Tom Wheeler longs for the days when consumers could switch phone companies every month if they wanted to.
Did you hear about those Comcast service calls from hell that have been cropping up over the last couple months? So did FCC Chairman Tom Wheeler, who said today that switching internet service providers is too damn hard, in part because ISPs have grown used to having a monopoly on broadband services.
"Once consumers choose a broadband provider, they face high switching costs that include early-termination fees and equipment rental fees," Wheeler said in a major speech today at Washington DC's 1776 tech startup incubator. "And, if those disincentives to competition weren't enough, the media is full of stories of consumers' struggles to get ISPs to allow them to drop service."
Wheeler said that's because ISPs haven't really been forced to compete in many parts of the country, they've grown used to predatory practices that consumers hate. He said that, whenever possible, the FCC will force competition in the future.
WHEELER LONGS FOR THE DAYS WHEN YOU COULD SIGN UP WITH SPRINT IN APRIL, SWITCH TO MCI IN MAY, AND THEN TO AT&T IN JUNE
"Users cannot respond [to unsatisfactory service] by easily switching providers. As a result, even though there may be competition, the marketplace may not be offering consumers competitive opportunities to change providers, especially once they've signed up with a provider in the first place," he said.
Anyone who has tried to leave a major ISP probably knows the drill—and that's in places where there are options. Wheeler noted that right now, of the 80 percent of Americans who can get 25 mb/s internet speeds (which he said should be the short-term goal for internet speeds), three quarters of them have no choice about which company is going to provide their service. In cases of "duopolies," the terms and services are usually pretty dismal, as well.
"Some of you are old enough—like me—to remember the long-distance telephone wars of the 1990s," he said. "Sign up with Sprint in April, switch to MCI in May, and then to AT&T in June. Choose any one of them, or others, in July. That is what a truly competitive telecommunications marketplace looks like. That is not the reality—even for 'competitive broadband'—today."
So, Wheeler feels your pain. But, is his commission really going to do anything about it? In his half hour speech, he didn't lay out any specific things that the FCC will do to make switching companies easier. Instead, he said that his goal is to facilitate competition as best as he can, hoping the rest will follow.

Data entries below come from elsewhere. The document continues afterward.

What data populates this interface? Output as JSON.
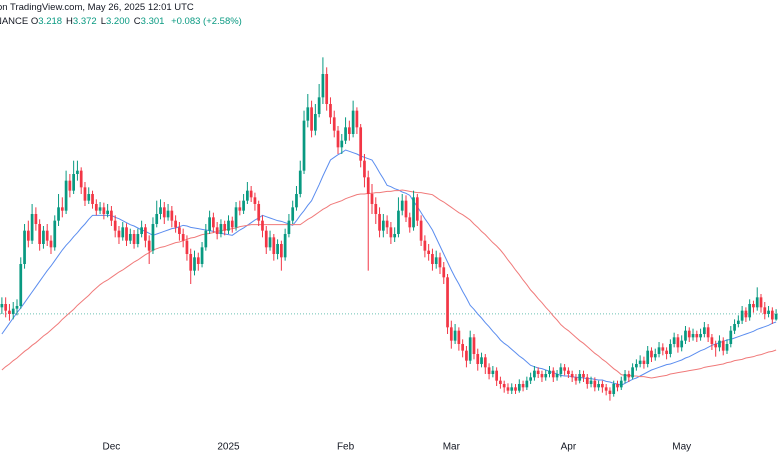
{
  "header": {
    "published": "on TradingView.com, May 26, 2025 12:01 UTC",
    "exchange": "BINANCE",
    "ohlc": [
      {
        "label": "O",
        "value": "3.218"
      },
      {
        "label": "H",
        "value": "3.372"
      },
      {
        "label": "L",
        "value": "3.200"
      },
      {
        "label": "C",
        "value": "3.301"
      }
    ],
    "change": "+0.083 (+2.58%)"
  },
  "chart_data": {
    "type": "candlestick",
    "up_color": "#089981",
    "down_color": "#f23645",
    "last_price_line_color": "#089981",
    "ylim": [
      1.41,
      7.59
    ],
    "categories": [
      null,
      null,
      null,
      null,
      null,
      null,
      null,
      null,
      null,
      null,
      null,
      null,
      null,
      null,
      null,
      null,
      null,
      null,
      null,
      null,
      null,
      null,
      null,
      null,
      null,
      null,
      null,
      null,
      null,
      "Dec",
      null,
      null,
      null,
      null,
      null,
      null,
      null,
      null,
      null,
      null,
      null,
      null,
      null,
      null,
      null,
      null,
      null,
      null,
      null,
      null,
      null,
      null,
      null,
      null,
      null,
      null,
      null,
      null,
      null,
      null,
      "2025",
      null,
      null,
      null,
      null,
      null,
      null,
      null,
      null,
      null,
      null,
      null,
      null,
      null,
      null,
      null,
      null,
      null,
      null,
      null,
      null,
      null,
      null,
      null,
      null,
      null,
      null,
      null,
      null,
      null,
      null,
      "Feb",
      null,
      null,
      null,
      null,
      null,
      null,
      null,
      null,
      null,
      null,
      null,
      null,
      null,
      null,
      null,
      null,
      null,
      null,
      null,
      null,
      null,
      null,
      null,
      null,
      null,
      null,
      null,
      "Mar",
      null,
      null,
      null,
      null,
      null,
      null,
      null,
      null,
      null,
      null,
      null,
      null,
      null,
      null,
      null,
      null,
      null,
      null,
      null,
      null,
      null,
      null,
      null,
      null,
      null,
      null,
      null,
      null,
      null,
      null,
      "Apr",
      null,
      null,
      null,
      null,
      null,
      null,
      null,
      null,
      null,
      null,
      null,
      null,
      null,
      null,
      null,
      null,
      null,
      null,
      null,
      null,
      null,
      null,
      null,
      null,
      null,
      null,
      null,
      null,
      null,
      "May",
      null,
      null,
      null,
      null,
      null,
      null,
      null,
      null,
      null,
      null,
      null,
      null,
      null,
      null,
      null,
      null,
      null,
      null,
      null,
      null,
      null,
      null,
      null,
      null,
      null
    ],
    "open": [
      3.4,
      3.45,
      3.35,
      3.3,
      3.38,
      3.42,
      4.05,
      4.55,
      4.4,
      4.8,
      4.65,
      4.35,
      4.55,
      4.4,
      4.3,
      4.7,
      4.9,
      4.85,
      5.3,
      5.15,
      5.4,
      5.45,
      5.2,
      5.0,
      5.1,
      4.95,
      4.85,
      4.9,
      4.8,
      4.85,
      4.7,
      4.55,
      4.45,
      4.6,
      4.4,
      4.5,
      4.35,
      4.5,
      4.6,
      4.4,
      4.25,
      4.65,
      4.8,
      4.9,
      4.75,
      4.85,
      4.7,
      4.6,
      4.5,
      4.4,
      4.2,
      3.95,
      4.15,
      4.05,
      4.3,
      4.55,
      4.75,
      4.6,
      4.5,
      4.65,
      4.55,
      4.7,
      4.6,
      4.9,
      4.85,
      5.0,
      5.15,
      5.05,
      4.95,
      4.7,
      4.55,
      4.3,
      4.45,
      4.2,
      4.35,
      4.15,
      4.5,
      4.7,
      4.9,
      5.1,
      5.45,
      6.2,
      6.4,
      6.05,
      6.3,
      6.55,
      6.9,
      6.45,
      6.25,
      6.05,
      5.8,
      5.9,
      6.1,
      6.0,
      6.35,
      6.1,
      5.6,
      5.35,
      5.1,
      4.95,
      4.8,
      4.55,
      4.7,
      4.6,
      4.45,
      4.5,
      4.85,
      5.0,
      4.75,
      4.6,
      5.05,
      4.7,
      4.4,
      4.25,
      4.2,
      4.05,
      4.15,
      4.0,
      3.85,
      3.1,
      2.9,
      3.05,
      2.85,
      2.75,
      2.6,
      2.95,
      2.7,
      2.55,
      2.65,
      2.5,
      2.4,
      2.45,
      2.3,
      2.25,
      2.2,
      2.15,
      2.2,
      2.15,
      2.25,
      2.2,
      2.3,
      2.35,
      2.45,
      2.4,
      2.35,
      2.4,
      2.45,
      2.35,
      2.4,
      2.5,
      2.45,
      2.4,
      2.35,
      2.3,
      2.4,
      2.35,
      2.25,
      2.3,
      2.2,
      2.25,
      2.2,
      2.15,
      2.1,
      2.25,
      2.2,
      2.3,
      2.4,
      2.35,
      2.5,
      2.55,
      2.6,
      2.55,
      2.75,
      2.65,
      2.7,
      2.8,
      2.75,
      2.7,
      2.85,
      2.95,
      2.8,
      2.9,
      3.05,
      2.95,
      3.0,
      2.95,
      3.0,
      3.1,
      2.95,
      2.85,
      2.8,
      2.9,
      2.75,
      2.85,
      3.05,
      3.15,
      3.2,
      3.35,
      3.25,
      3.45,
      3.4,
      3.55,
      3.4,
      3.3,
      3.35,
      3.218
    ],
    "high": [
      3.55,
      3.55,
      3.45,
      3.48,
      3.52,
      4.15,
      4.65,
      4.7,
      4.95,
      4.9,
      4.72,
      4.62,
      4.65,
      4.48,
      4.78,
      5.1,
      5.05,
      5.45,
      5.4,
      5.6,
      5.6,
      5.5,
      5.28,
      5.2,
      5.15,
      5.02,
      4.98,
      4.97,
      4.95,
      4.92,
      4.78,
      4.62,
      4.68,
      4.66,
      4.58,
      4.56,
      4.58,
      4.7,
      4.65,
      4.48,
      4.75,
      5.0,
      5.02,
      4.98,
      4.95,
      4.92,
      4.78,
      4.68,
      4.58,
      4.48,
      4.28,
      4.25,
      4.22,
      4.38,
      4.65,
      4.85,
      4.82,
      4.68,
      4.72,
      4.7,
      4.78,
      4.76,
      4.98,
      5.0,
      5.1,
      5.28,
      5.22,
      5.12,
      5.0,
      4.78,
      4.62,
      4.55,
      4.5,
      4.42,
      4.4,
      4.58,
      4.8,
      5.0,
      5.22,
      5.6,
      6.35,
      6.6,
      6.5,
      6.45,
      6.75,
      7.15,
      7.0,
      6.55,
      6.35,
      6.12,
      6.0,
      6.25,
      6.2,
      6.5,
      6.4,
      6.15,
      5.7,
      5.45,
      5.25,
      5.05,
      4.9,
      4.8,
      4.78,
      4.68,
      4.6,
      5.05,
      5.1,
      5.08,
      4.82,
      5.15,
      5.1,
      4.78,
      4.48,
      4.35,
      4.28,
      4.25,
      4.22,
      4.08,
      3.9,
      3.2,
      3.15,
      3.1,
      2.92,
      2.82,
      3.05,
      3.0,
      2.78,
      2.72,
      2.7,
      2.56,
      2.52,
      2.5,
      2.36,
      2.3,
      2.26,
      2.26,
      2.25,
      2.32,
      2.3,
      2.36,
      2.42,
      2.52,
      2.5,
      2.45,
      2.46,
      2.52,
      2.5,
      2.46,
      2.56,
      2.55,
      2.5,
      2.45,
      2.4,
      2.46,
      2.45,
      2.4,
      2.36,
      2.35,
      2.3,
      2.3,
      2.25,
      2.2,
      2.3,
      2.3,
      2.36,
      2.46,
      2.45,
      2.56,
      2.62,
      2.68,
      2.66,
      2.82,
      2.8,
      2.78,
      2.88,
      2.86,
      2.8,
      2.92,
      3.02,
      3.0,
      2.98,
      3.12,
      3.1,
      3.08,
      3.05,
      3.08,
      3.18,
      3.15,
      3.0,
      2.9,
      2.98,
      2.95,
      2.92,
      3.12,
      3.22,
      3.28,
      3.42,
      3.4,
      3.52,
      3.5,
      3.7,
      3.6,
      3.48,
      3.42,
      3.4,
      3.372
    ],
    "low": [
      3.3,
      3.25,
      3.2,
      3.22,
      3.28,
      3.38,
      3.98,
      4.3,
      4.35,
      4.55,
      4.25,
      4.28,
      4.32,
      4.2,
      4.25,
      4.62,
      4.75,
      4.8,
      5.05,
      5.1,
      5.3,
      5.1,
      4.92,
      4.95,
      4.88,
      4.78,
      4.8,
      4.72,
      4.75,
      4.62,
      4.45,
      4.35,
      4.4,
      4.32,
      4.35,
      4.28,
      4.3,
      4.45,
      4.3,
      4.05,
      4.2,
      4.6,
      4.72,
      4.65,
      4.7,
      4.6,
      4.52,
      4.4,
      4.3,
      4.1,
      3.75,
      3.88,
      3.95,
      4.0,
      4.25,
      4.5,
      4.52,
      4.42,
      4.45,
      4.48,
      4.5,
      4.52,
      4.55,
      4.78,
      4.8,
      4.95,
      4.98,
      4.85,
      4.62,
      4.45,
      4.2,
      4.25,
      4.1,
      4.12,
      3.95,
      4.1,
      4.45,
      4.65,
      4.85,
      5.05,
      5.4,
      6.1,
      5.95,
      5.98,
      6.25,
      6.45,
      6.35,
      6.15,
      5.95,
      5.7,
      5.7,
      5.85,
      5.9,
      5.95,
      6.0,
      5.5,
      5.2,
      3.95,
      4.8,
      4.65,
      4.45,
      4.45,
      4.5,
      4.35,
      4.38,
      4.45,
      4.78,
      4.68,
      4.52,
      4.55,
      4.62,
      4.32,
      4.15,
      4.1,
      3.95,
      3.98,
      3.9,
      3.75,
      3.0,
      2.78,
      2.85,
      2.75,
      2.65,
      2.5,
      2.55,
      2.62,
      2.45,
      2.5,
      2.4,
      2.32,
      2.35,
      2.22,
      2.18,
      2.12,
      2.1,
      2.1,
      2.1,
      2.12,
      2.14,
      2.16,
      2.25,
      2.3,
      2.34,
      2.28,
      2.3,
      2.35,
      2.28,
      2.3,
      2.35,
      2.38,
      2.34,
      2.28,
      2.24,
      2.26,
      2.28,
      2.18,
      2.2,
      2.14,
      2.15,
      2.12,
      2.08,
      2.0,
      2.06,
      2.14,
      2.16,
      2.26,
      2.28,
      2.32,
      2.45,
      2.5,
      2.48,
      2.5,
      2.58,
      2.6,
      2.65,
      2.68,
      2.62,
      2.65,
      2.8,
      2.72,
      2.74,
      2.85,
      2.88,
      2.9,
      2.88,
      2.9,
      2.95,
      2.88,
      2.76,
      2.66,
      2.74,
      2.68,
      2.7,
      2.8,
      3.0,
      3.1,
      3.15,
      3.18,
      3.2,
      3.32,
      3.35,
      3.32,
      3.22,
      3.25,
      3.15,
      3.2
    ],
    "close": [
      3.45,
      3.35,
      3.3,
      3.38,
      3.42,
      4.05,
      4.55,
      4.4,
      4.8,
      4.65,
      4.35,
      4.55,
      4.4,
      4.3,
      4.7,
      4.9,
      4.85,
      5.3,
      5.15,
      5.4,
      5.45,
      5.2,
      5.0,
      5.1,
      4.95,
      4.85,
      4.9,
      4.8,
      4.85,
      4.7,
      4.55,
      4.45,
      4.6,
      4.4,
      4.5,
      4.35,
      4.5,
      4.6,
      4.4,
      4.25,
      4.65,
      4.8,
      4.9,
      4.75,
      4.85,
      4.7,
      4.6,
      4.5,
      4.4,
      4.2,
      3.95,
      4.15,
      4.05,
      4.3,
      4.55,
      4.75,
      4.6,
      4.5,
      4.65,
      4.55,
      4.7,
      4.6,
      4.9,
      4.85,
      5.0,
      5.15,
      5.05,
      4.95,
      4.7,
      4.55,
      4.3,
      4.45,
      4.2,
      4.35,
      4.15,
      4.5,
      4.7,
      4.9,
      5.1,
      5.45,
      6.2,
      6.4,
      6.05,
      6.3,
      6.55,
      6.9,
      6.45,
      6.25,
      6.05,
      5.8,
      5.9,
      6.1,
      6.0,
      6.35,
      6.1,
      5.6,
      5.35,
      5.1,
      4.95,
      4.8,
      4.55,
      4.7,
      4.6,
      4.45,
      4.5,
      4.85,
      5.0,
      4.75,
      4.6,
      5.05,
      4.7,
      4.4,
      4.25,
      4.2,
      4.05,
      4.15,
      4.0,
      3.85,
      3.1,
      2.9,
      3.05,
      2.85,
      2.75,
      2.6,
      2.95,
      2.7,
      2.55,
      2.65,
      2.5,
      2.4,
      2.45,
      2.3,
      2.25,
      2.2,
      2.15,
      2.2,
      2.15,
      2.25,
      2.2,
      2.3,
      2.35,
      2.45,
      2.4,
      2.35,
      2.4,
      2.45,
      2.35,
      2.4,
      2.5,
      2.45,
      2.4,
      2.35,
      2.3,
      2.4,
      2.35,
      2.25,
      2.3,
      2.2,
      2.25,
      2.2,
      2.15,
      2.1,
      2.25,
      2.2,
      2.3,
      2.4,
      2.35,
      2.5,
      2.55,
      2.6,
      2.55,
      2.75,
      2.65,
      2.7,
      2.8,
      2.75,
      2.7,
      2.85,
      2.95,
      2.8,
      2.9,
      3.05,
      2.95,
      3.0,
      2.95,
      3.0,
      3.1,
      2.95,
      2.85,
      2.8,
      2.9,
      2.75,
      2.85,
      3.05,
      3.15,
      3.2,
      3.35,
      3.25,
      3.45,
      3.4,
      3.55,
      3.4,
      3.3,
      3.35,
      3.218,
      3.301
    ],
    "overlays": [
      {
        "color": "#5b8def",
        "values": [
          3.0,
          3.08,
          3.16,
          3.24,
          3.32,
          3.39,
          3.47,
          3.55,
          3.63,
          3.71,
          3.79,
          3.87,
          3.95,
          4.02,
          4.1,
          4.18,
          4.26,
          4.33,
          4.39,
          4.46,
          4.52,
          4.59,
          4.65,
          4.72,
          4.78,
          4.78,
          4.78,
          4.78,
          4.78,
          4.78,
          4.75,
          4.73,
          4.7,
          4.67,
          4.64,
          4.62,
          4.59,
          4.56,
          4.54,
          4.51,
          4.48,
          4.5,
          4.52,
          4.54,
          4.56,
          4.58,
          4.59,
          4.61,
          4.63,
          4.62,
          4.6,
          4.59,
          4.58,
          4.57,
          4.56,
          4.55,
          4.54,
          4.52,
          4.51,
          4.5,
          4.49,
          4.48,
          4.52,
          4.56,
          4.59,
          4.63,
          4.67,
          4.71,
          4.74,
          4.78,
          4.76,
          4.74,
          4.72,
          4.7,
          4.69,
          4.67,
          4.65,
          4.63,
          4.7,
          4.78,
          4.85,
          4.93,
          5.0,
          5.12,
          5.24,
          5.37,
          5.49,
          5.61,
          5.65,
          5.69,
          5.72,
          5.76,
          5.74,
          5.72,
          5.7,
          5.67,
          5.65,
          5.63,
          5.61,
          5.52,
          5.42,
          5.33,
          5.23,
          5.21,
          5.18,
          5.16,
          5.13,
          5.11,
          5.08,
          4.99,
          4.91,
          4.82,
          4.73,
          4.65,
          4.56,
          4.44,
          4.32,
          4.2,
          4.08,
          3.96,
          3.85,
          3.75,
          3.64,
          3.54,
          3.43,
          3.37,
          3.3,
          3.24,
          3.17,
          3.11,
          3.04,
          2.98,
          2.91,
          2.86,
          2.82,
          2.77,
          2.72,
          2.67,
          2.63,
          2.58,
          2.53,
          2.51,
          2.49,
          2.48,
          2.46,
          2.44,
          2.42,
          2.4,
          2.38,
          2.37,
          2.37,
          2.36,
          2.35,
          2.35,
          2.34,
          2.33,
          2.33,
          2.32,
          2.31,
          2.31,
          2.29,
          2.28,
          2.26,
          2.25,
          2.23,
          2.26,
          2.29,
          2.32,
          2.34,
          2.37,
          2.4,
          2.43,
          2.46,
          2.48,
          2.5,
          2.52,
          2.54,
          2.55,
          2.57,
          2.59,
          2.61,
          2.64,
          2.66,
          2.69,
          2.72,
          2.75,
          2.77,
          2.8,
          2.83,
          2.85,
          2.87,
          2.89,
          2.91,
          2.92,
          2.94,
          2.96,
          2.98,
          3.0,
          3.02,
          3.04,
          3.07,
          3.09,
          3.11,
          3.13,
          3.16,
          3.18
        ]
      },
      {
        "color": "#f07a7a",
        "values": [
          2.46,
          2.51,
          2.55,
          2.6,
          2.64,
          2.69,
          2.74,
          2.78,
          2.83,
          2.87,
          2.92,
          2.97,
          3.01,
          3.06,
          3.11,
          3.16,
          3.22,
          3.27,
          3.32,
          3.37,
          3.43,
          3.48,
          3.53,
          3.58,
          3.64,
          3.69,
          3.74,
          3.78,
          3.81,
          3.85,
          3.89,
          3.93,
          3.96,
          4.0,
          4.04,
          4.08,
          4.11,
          4.15,
          4.19,
          4.22,
          4.26,
          4.28,
          4.3,
          4.31,
          4.33,
          4.35,
          4.37,
          4.38,
          4.4,
          4.42,
          4.44,
          4.45,
          4.47,
          4.49,
          4.5,
          4.51,
          4.52,
          4.54,
          4.55,
          4.56,
          4.57,
          4.58,
          4.59,
          4.61,
          4.62,
          4.63,
          4.64,
          4.64,
          4.64,
          4.64,
          4.64,
          4.64,
          4.64,
          4.64,
          4.64,
          4.64,
          4.64,
          4.64,
          4.64,
          4.64,
          4.68,
          4.72,
          4.75,
          4.79,
          4.83,
          4.87,
          4.9,
          4.94,
          4.96,
          4.98,
          5.0,
          5.03,
          5.05,
          5.07,
          5.09,
          5.1,
          5.1,
          5.11,
          5.11,
          5.12,
          5.12,
          5.13,
          5.14,
          5.14,
          5.15,
          5.15,
          5.16,
          5.15,
          5.14,
          5.13,
          5.12,
          5.12,
          5.11,
          5.1,
          5.09,
          5.05,
          5.01,
          4.98,
          4.94,
          4.9,
          4.86,
          4.82,
          4.79,
          4.75,
          4.71,
          4.65,
          4.6,
          4.54,
          4.49,
          4.43,
          4.37,
          4.32,
          4.26,
          4.19,
          4.11,
          4.04,
          3.96,
          3.89,
          3.81,
          3.74,
          3.66,
          3.6,
          3.53,
          3.47,
          3.4,
          3.34,
          3.27,
          3.21,
          3.14,
          3.09,
          3.05,
          3.0,
          2.95,
          2.9,
          2.86,
          2.81,
          2.76,
          2.71,
          2.67,
          2.62,
          2.58,
          2.53,
          2.48,
          2.44,
          2.39,
          2.38,
          2.38,
          2.37,
          2.37,
          2.36,
          2.36,
          2.35,
          2.34,
          2.35,
          2.36,
          2.37,
          2.38,
          2.4,
          2.41,
          2.42,
          2.43,
          2.44,
          2.45,
          2.46,
          2.47,
          2.48,
          2.5,
          2.51,
          2.52,
          2.53,
          2.54,
          2.55,
          2.57,
          2.58,
          2.6,
          2.61,
          2.62,
          2.64,
          2.65,
          2.66,
          2.68,
          2.69,
          2.71,
          2.73,
          2.74,
          2.76
        ]
      }
    ]
  }
}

In places that do have true competition, like Austin and Kansas City, where Google just started its gigabit fiber networks, competitors have upped their services and cut costs, a development that Wheeler called "great news"—and a model for the rest of the country.
"Where meaningful competition is not available, the commission will work to create it," he said.
Wheeler noted that the commission is thinking about opening up broadband spectrum to new and fledgling companies and once again reiterated that he hopes cities will consider building out their own networks.
Whether that ultimately makes leaving Comcast or any other ISP any easier is still up in the air. In the meantime, the FCC is considering whether it should allow Time Warner Cable and Comcast to merge, forming one massive ISP that would dominate most of the country. We'll see if Wheeler backs up his words with action.